DATA TABLE II: FREEZING POINT DEPRESSION

Calculated /Derived Value	Ethyl alcohol Trial #1	Ethyl alcohol Trial # 2	Isopropyl alcohol Trial # 1	Isopropyl alcohol Trial # 2
∆Tf ( C)
Molality (moles solute/ kg solvent)
Moles solute
Mass of alcohol (g)
Volume of alcohol in solution (mL)
% alcohol in solution
% error in purity based on manufacturer’s claim

Answer 1

There is evidently a problem with trial 1 of ethanol because you don't report temperatures under -10 ^oC. So you can't work with trial 1 and only with trial 2. The final temperatures that can be used are those when the system is in equilibrium, this is when the temperature doesn't change with time.

For ethyl alcohol trial 2   For isopropyl alcohol trial 1    For isopropyl alcohol trial 1

25 - (-6) = 31 ^oC 23 - (-1) = 24 ^oC 24 - (-1) = 25 ^oC

Molality: solving for molality

m = = 31 oC / 1.86 = 16.66 m 24/1.86= 12.90 m 25/1.86= 13.44 m

moles number

For 0.002 kg of solvent the moles number = molalityx0.002Kg

moles ethyl alcohol = 0.0333 moles isopropyl alcohol = 0.0258 moles isopropyl alcohol = 0.02688

Mass of alcohol

We need first to calculate the molar weight for each alcohol:

ethyl alcohol ( C2H6O) = (2x12.01) + (6x 1.01) + 16 = 46.08 g/mol

Isopropyl alcohol = (C3H8O) =  (3x12.01) + (8x 1.01) + 16 = 60.11 g/mol

mass of ethyl alcohol = 0.0333 x 46.08 g/mol = 1.53 g

mass Iso.
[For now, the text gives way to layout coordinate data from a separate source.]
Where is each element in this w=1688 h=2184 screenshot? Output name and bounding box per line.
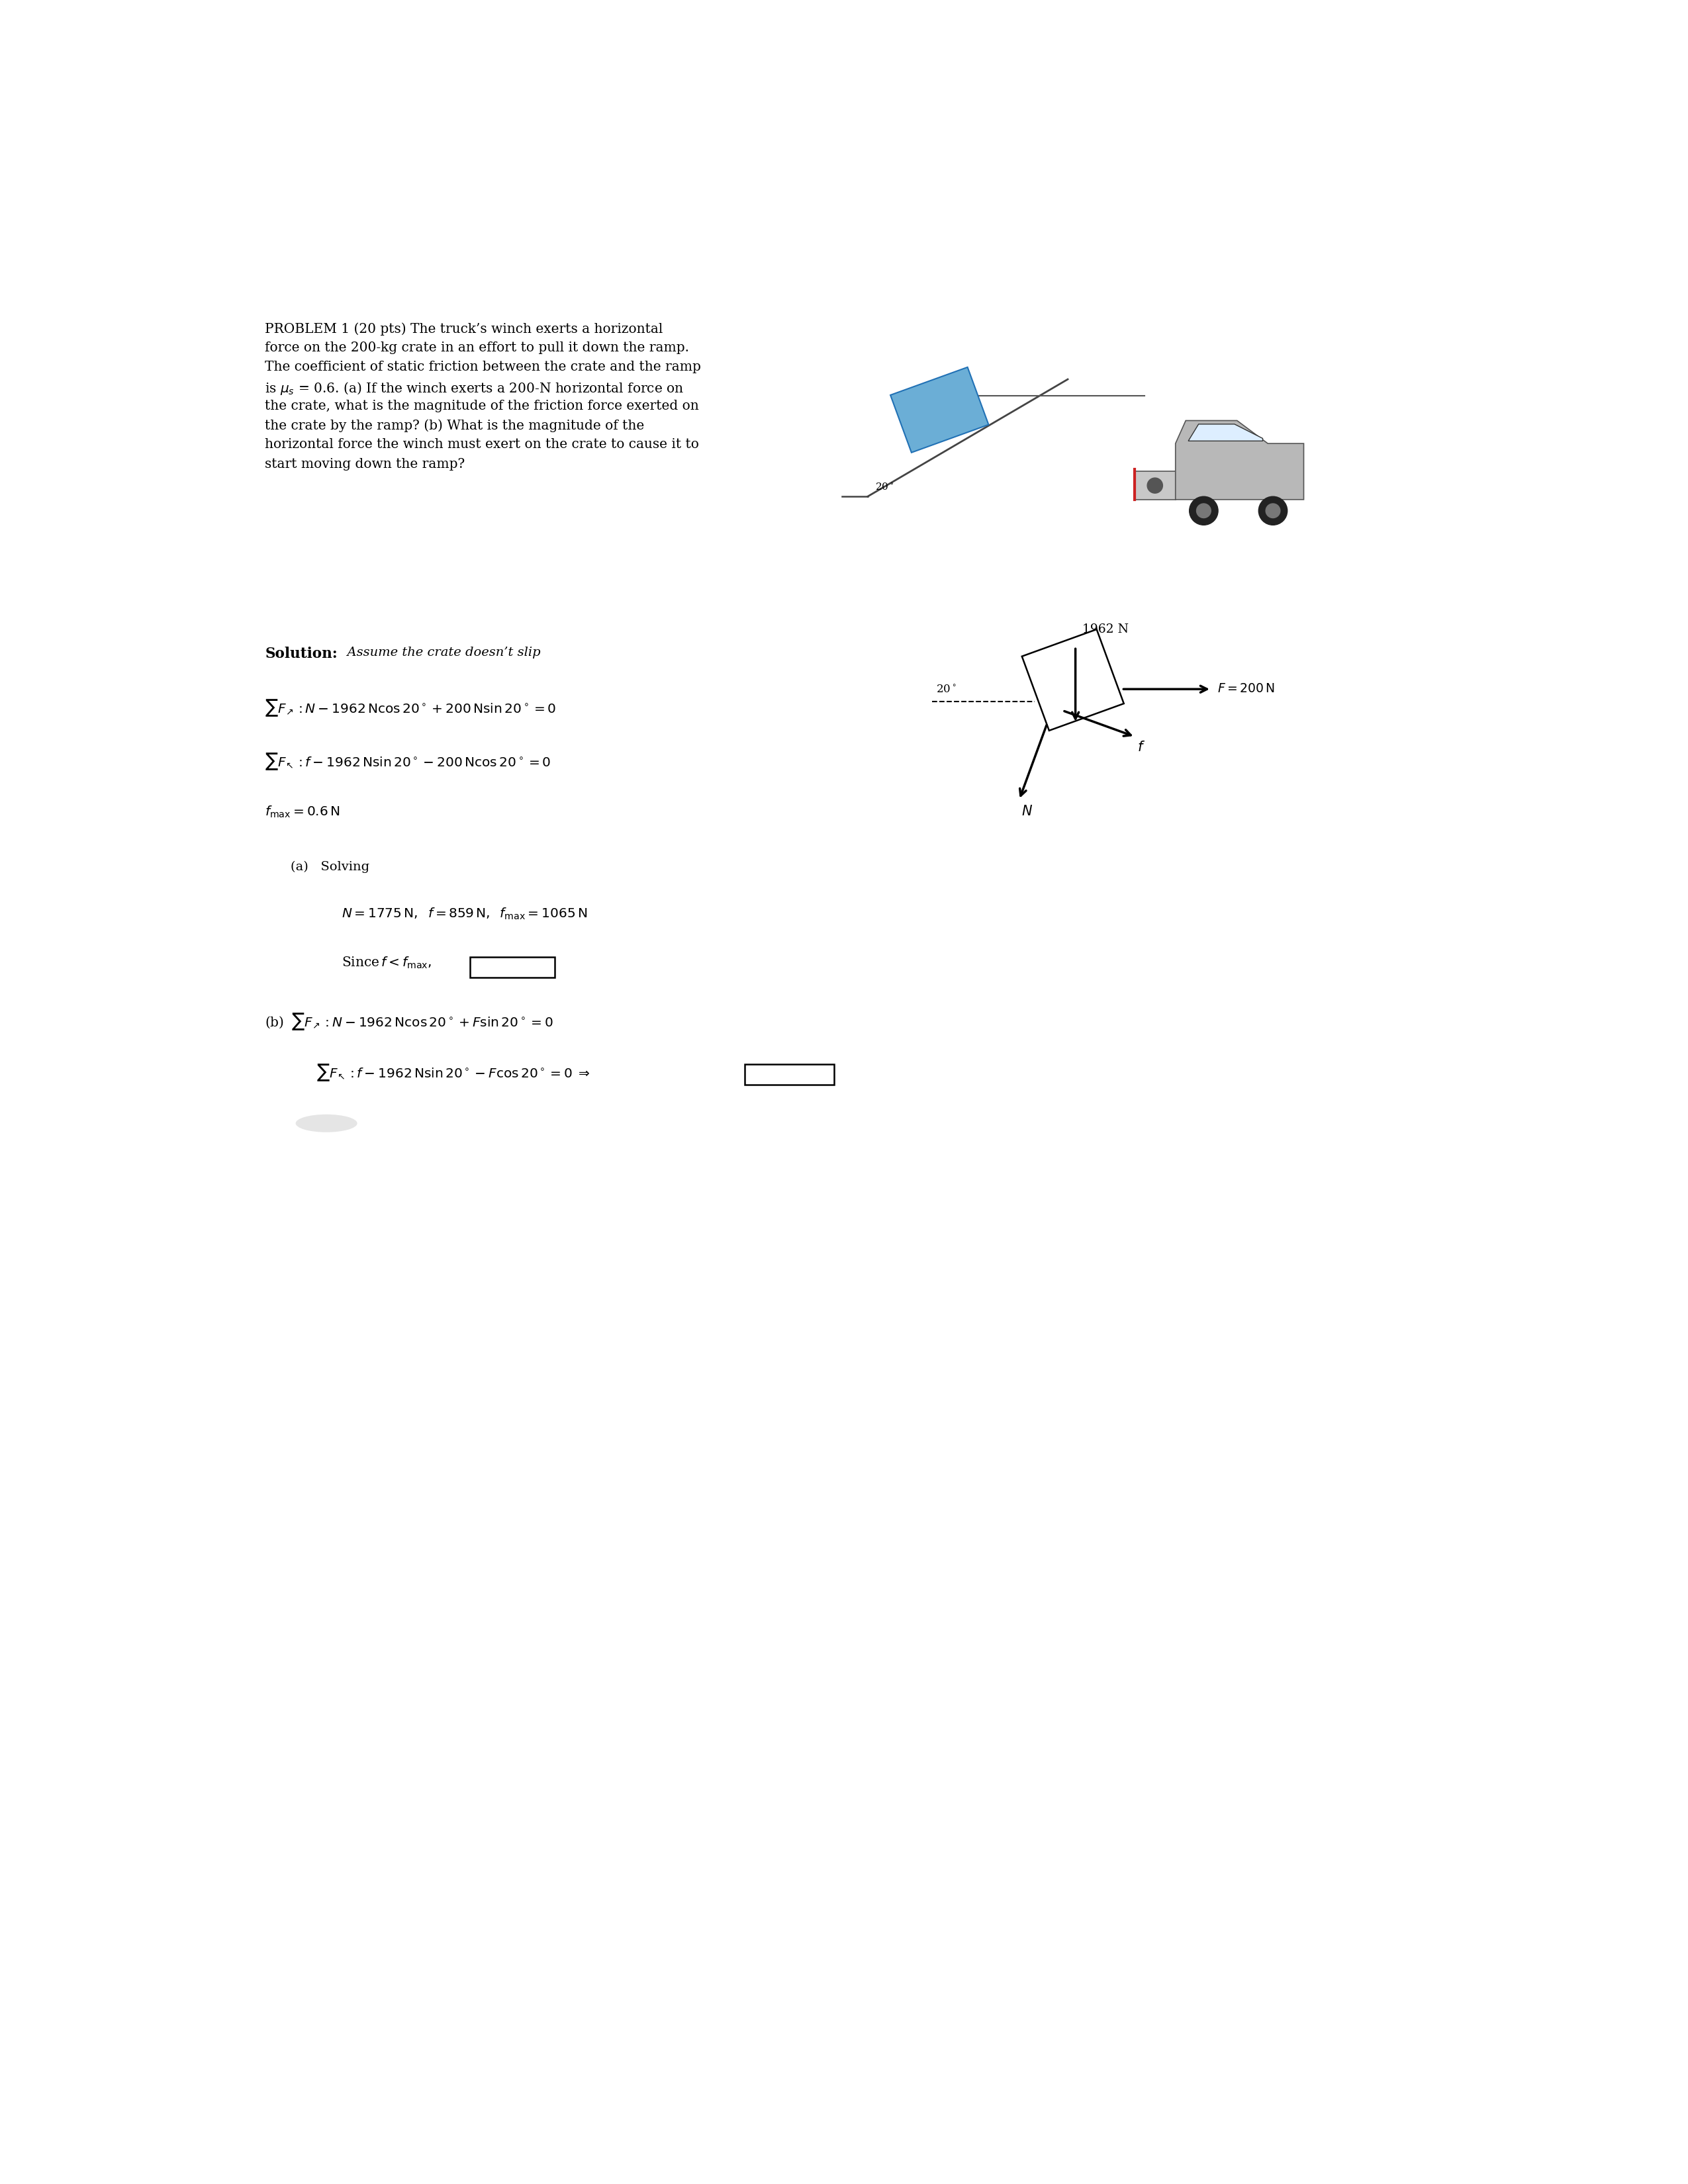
Text: $F = 380\,\mathrm{N}$: $F = 380\,\mathrm{N}$ — [758, 1068, 820, 1081]
Text: $N = 1775\,\mathrm{N},\;\; f = 859\,\mathrm{N},\;\; f_{\mathrm{max}} = 1065\,\ma: $N = 1775\,\mathrm{N},\;\; f = 859\,\mat… — [341, 906, 587, 922]
Text: force on the 200-kg crate in an effort to pull it down the ramp.: force on the 200-kg crate in an effort t… — [265, 341, 689, 354]
Text: the crate, what is the magnitude of the friction force exerted on: the crate, what is the magnitude of the … — [265, 400, 699, 413]
Text: $f = 859\,\mathrm{N}$: $f = 859\,\mathrm{N}$ — [483, 961, 542, 974]
Text: the crate by the ramp? (b) What is the magnitude of the: the crate by the ramp? (b) What is the m… — [265, 419, 645, 432]
Text: is $\mu_s$ = 0.6. (a) If the winch exerts a 200-N horizontal force on: is $\mu_s$ = 0.6. (a) If the winch exert… — [265, 380, 684, 395]
Text: start moving down the ramp?: start moving down the ramp? — [265, 459, 464, 470]
Polygon shape — [1134, 472, 1175, 500]
Circle shape — [1259, 496, 1288, 524]
Text: 1962 N: 1962 N — [1082, 622, 1129, 636]
Circle shape — [1266, 505, 1280, 518]
Text: PROBLEM 1 (20 pts) The truck’s winch exerts a horizontal: PROBLEM 1 (20 pts) The truck’s winch exe… — [265, 323, 663, 334]
Text: $\sum F_{\!\nwarrow} : f - 1962\,\mathrm{N}\sin 20^\circ - F\cos 20^\circ = 0 \;: $\sum F_{\!\nwarrow} : f - 1962\,\mathrm… — [316, 1061, 591, 1083]
Text: horizontal force the winch must exert on the crate to cause it to: horizontal force the winch must exert on… — [265, 439, 699, 450]
Text: $N$: $N$ — [1021, 806, 1033, 819]
Polygon shape — [1188, 424, 1263, 441]
Circle shape — [1148, 478, 1163, 494]
Text: (b) $\;\sum F_{\!\nearrow} : N - 1962\,\mathrm{N}\cos 20^\circ + F\sin 20^\circ : (b) $\;\sum F_{\!\nearrow} : N - 1962\,\… — [265, 1011, 554, 1031]
FancyBboxPatch shape — [469, 957, 555, 978]
Text: (a)   Solving: (a) Solving — [290, 860, 370, 874]
Text: $\sum F_{\!\nearrow} : N - 1962\,\mathrm{N}\cos 20^\circ + 200\,\mathrm{N}\sin 2: $\sum F_{\!\nearrow} : N - 1962\,\mathrm… — [265, 699, 557, 719]
Text: The coefficient of static friction between the crate and the ramp: The coefficient of static friction betwe… — [265, 360, 701, 373]
Polygon shape — [1021, 629, 1124, 732]
Text: 20$^\circ$: 20$^\circ$ — [876, 483, 895, 491]
Circle shape — [1197, 505, 1210, 518]
Polygon shape — [1175, 422, 1303, 500]
FancyBboxPatch shape — [744, 1064, 834, 1085]
Text: Since$\,f < f_{\mathrm{max}},$: Since$\,f < f_{\mathrm{max}},$ — [341, 954, 432, 970]
Text: $\sum F_{\!\nwarrow} : f - 1962\,\mathrm{N}\sin 20^\circ - 200\,\mathrm{N}\cos 2: $\sum F_{\!\nwarrow} : f - 1962\,\mathrm… — [265, 751, 550, 771]
Text: $f_{\mathrm{max}} = 0.6\,\mathrm{N}$: $f_{\mathrm{max}} = 0.6\,\mathrm{N}$ — [265, 806, 339, 819]
Circle shape — [1190, 496, 1219, 524]
Text: $F = 200\,\mathrm{N}$: $F = 200\,\mathrm{N}$ — [1217, 684, 1274, 695]
Ellipse shape — [295, 1114, 358, 1131]
Text: 20$^\circ$: 20$^\circ$ — [935, 684, 957, 695]
Text: Solution:: Solution: — [265, 646, 338, 662]
Polygon shape — [890, 367, 989, 452]
Text: $f$: $f$ — [1138, 740, 1146, 753]
Text: Assume the crate doesn’t slip: Assume the crate doesn’t slip — [339, 646, 540, 660]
Alc. tiral #1 = 0.0258 x 60.11 g/mol = 1.55 g

mass Iso. Alc trial # 2= 0.02688 x 60.11 g/mol = 1.62 g

Volume of alcohol

Vol ethyl Alc =   1.53g / 0.789 g/ml = 1.94 ml

Vol Iso. Alc Trial # 1 = 1.55 g/ 0.781g/ml = 1.98 ml

Vol Iso. Alc Trial # 2 = 1.62 g/0.781 = 2.07 ml

% alcohol in solution

% ethyl Alc = 1.94 ml/2x100 = 97 %

% Iso. Alc Trial # 1 = 1.98 ml/2x100 = 99 %

% Iso. Alc Trial # 2 = 2.07 ml/2x100 = 103.5 %

% error in purity based on manufacturer’s claim

% error in purity ethyl alc. = 97 -70 = 27

% error Iso. Alc Trial # 1 = 99-70 = 29

%  error Iso. Alc Trial # 2 = 103.5 -70 = 33.5.